Ecuadorian rhythms include a variety of popular and traditional music that have evolved during our history. There’s little we know about our music before the Colonies arrived, but basically our nation’s rhythms come directly from traditional Andean music, indigenous music from the jungle, plus African and European influences. That is why we can say that our music reflects the multiethnic, and multicultural characteristic that we possess.
Through time, Ecuadorian music has notably evolved and a large gamma of genres has appeared, including: “El Pasillo”, a variation of the Austrian waltz, extremely popular nationally and internationally. We also have “Sanjuanito”, a joyful genre autochthonous from Imbabura. The “Marimba esmeraldeña” represents the Ecuadorian sounds from the coast, and is usually accompanied by its folkloric dance. Then there is “La bomba del Chota”, which was created by afro-Ecuadorians in the valley of Chota. The “Yaraví”, is a sentimental fusion between Inca music and middle age troubadour poetry from Spain, and finally there are ballet variations called, “Capishca”, and “Cachullapi”. These are all different genres of our traditional music, but each one of these reflect their time, their culture, and their influences. The most notorious one that best represents our Ecuadorian roots is “El Pasillo”.

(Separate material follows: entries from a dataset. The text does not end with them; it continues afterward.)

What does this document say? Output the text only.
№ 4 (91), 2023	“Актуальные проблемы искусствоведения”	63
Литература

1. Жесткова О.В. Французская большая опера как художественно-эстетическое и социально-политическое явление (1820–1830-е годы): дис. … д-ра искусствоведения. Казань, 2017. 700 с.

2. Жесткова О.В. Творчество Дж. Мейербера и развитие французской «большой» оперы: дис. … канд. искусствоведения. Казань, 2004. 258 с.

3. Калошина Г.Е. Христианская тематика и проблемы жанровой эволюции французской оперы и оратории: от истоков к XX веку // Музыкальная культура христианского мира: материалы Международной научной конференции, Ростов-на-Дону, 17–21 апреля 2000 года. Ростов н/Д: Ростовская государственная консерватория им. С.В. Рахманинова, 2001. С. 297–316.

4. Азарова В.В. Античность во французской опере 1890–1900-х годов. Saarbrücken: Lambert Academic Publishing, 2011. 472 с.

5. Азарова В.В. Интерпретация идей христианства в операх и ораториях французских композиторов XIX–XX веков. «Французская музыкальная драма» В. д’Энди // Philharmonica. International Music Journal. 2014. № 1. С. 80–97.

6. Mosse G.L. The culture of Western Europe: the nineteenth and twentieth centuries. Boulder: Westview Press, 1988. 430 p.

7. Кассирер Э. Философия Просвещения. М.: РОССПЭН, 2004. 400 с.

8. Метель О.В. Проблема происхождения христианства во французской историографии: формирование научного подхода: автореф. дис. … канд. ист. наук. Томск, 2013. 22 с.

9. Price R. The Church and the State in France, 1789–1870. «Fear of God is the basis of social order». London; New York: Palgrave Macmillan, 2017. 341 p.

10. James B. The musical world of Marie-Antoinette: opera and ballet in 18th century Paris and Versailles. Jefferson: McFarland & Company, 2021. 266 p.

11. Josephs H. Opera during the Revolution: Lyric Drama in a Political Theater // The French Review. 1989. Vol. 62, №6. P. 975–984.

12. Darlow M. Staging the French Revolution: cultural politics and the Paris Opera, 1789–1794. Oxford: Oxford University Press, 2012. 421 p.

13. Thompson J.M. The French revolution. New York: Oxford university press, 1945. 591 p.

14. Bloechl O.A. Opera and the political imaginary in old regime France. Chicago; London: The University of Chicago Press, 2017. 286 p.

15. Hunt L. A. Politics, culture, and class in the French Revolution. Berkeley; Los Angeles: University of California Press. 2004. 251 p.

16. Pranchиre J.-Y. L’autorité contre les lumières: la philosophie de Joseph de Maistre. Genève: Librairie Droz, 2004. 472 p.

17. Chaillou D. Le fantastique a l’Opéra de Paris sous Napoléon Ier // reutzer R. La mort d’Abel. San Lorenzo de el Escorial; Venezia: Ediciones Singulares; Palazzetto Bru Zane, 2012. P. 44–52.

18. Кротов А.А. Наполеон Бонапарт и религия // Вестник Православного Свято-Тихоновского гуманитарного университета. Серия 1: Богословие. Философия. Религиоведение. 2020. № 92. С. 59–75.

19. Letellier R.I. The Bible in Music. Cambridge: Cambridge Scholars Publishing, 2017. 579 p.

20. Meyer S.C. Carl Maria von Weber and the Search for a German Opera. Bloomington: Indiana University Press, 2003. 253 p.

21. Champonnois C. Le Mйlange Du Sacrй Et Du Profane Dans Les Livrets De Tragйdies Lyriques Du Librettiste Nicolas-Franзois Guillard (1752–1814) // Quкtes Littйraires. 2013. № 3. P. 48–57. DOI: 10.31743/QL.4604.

“El Pasillo” is one of the most known musical genres in Ecuador. It derived from Colombia, and it was blended with the country’s traditions creating a new style. “El Pasillo” arises directly from European influences; its musical origins come from the well-known Austrian Waltz, and its cultural origins embrace Andean and European influences during the wars for independence. “Pasillo” started in the first decades of the 19th century as a rhythmic variation from Austrian waltzes, this determined a faster and steeper rhythm. The change into a speedier rhythm became a dare for dancers, as its quick beats got dancers exhausted. In Ecuador, this folkloric music received influences from “El Sanjuanito” and “El Yaraví”; that’s why the Ecuadorian “Pasillo” is slow and melancholic. Due to its capacity to integrate and generate different meanings in a variety of social groups, the ethnical and generational, “El Pasillo” has converted into the musical symbol of nationality. In this way, we see the different styles of “Pasillo” according to the region where it was produced. It popularity began with the “Duo Ecuador”, composed by Enrique Ibañez Mora y Nicasio Safadi, but it was during Julio Jaramillo’s career that it reached its peak. Julio Jaramillo epitomized this folkloric musical genre. Some other interpreters worth mentioning include, Enrique Espín Yépez, “los hermanos Miño Naranjo”, Carlota Jaramillo, and the duo Benitez-Valencia. Some famous “pasillos” include: “Sendas”, “distintas”, “Pasional”, “Invernal”, “Ángel de Luz” and “Aguacate”. “El Pasillo” should not be considered another musical genre; it’s a national symbol, and it represents Ecuadorian people.
A great number of musical genres exist in Ecuador, and this is just an insight of our folkloric music. Music culture in our country is growing step by step, but it needs supporters to fully grow. So listen to our sounds, listen to our artists and embrace your origins and your traditions.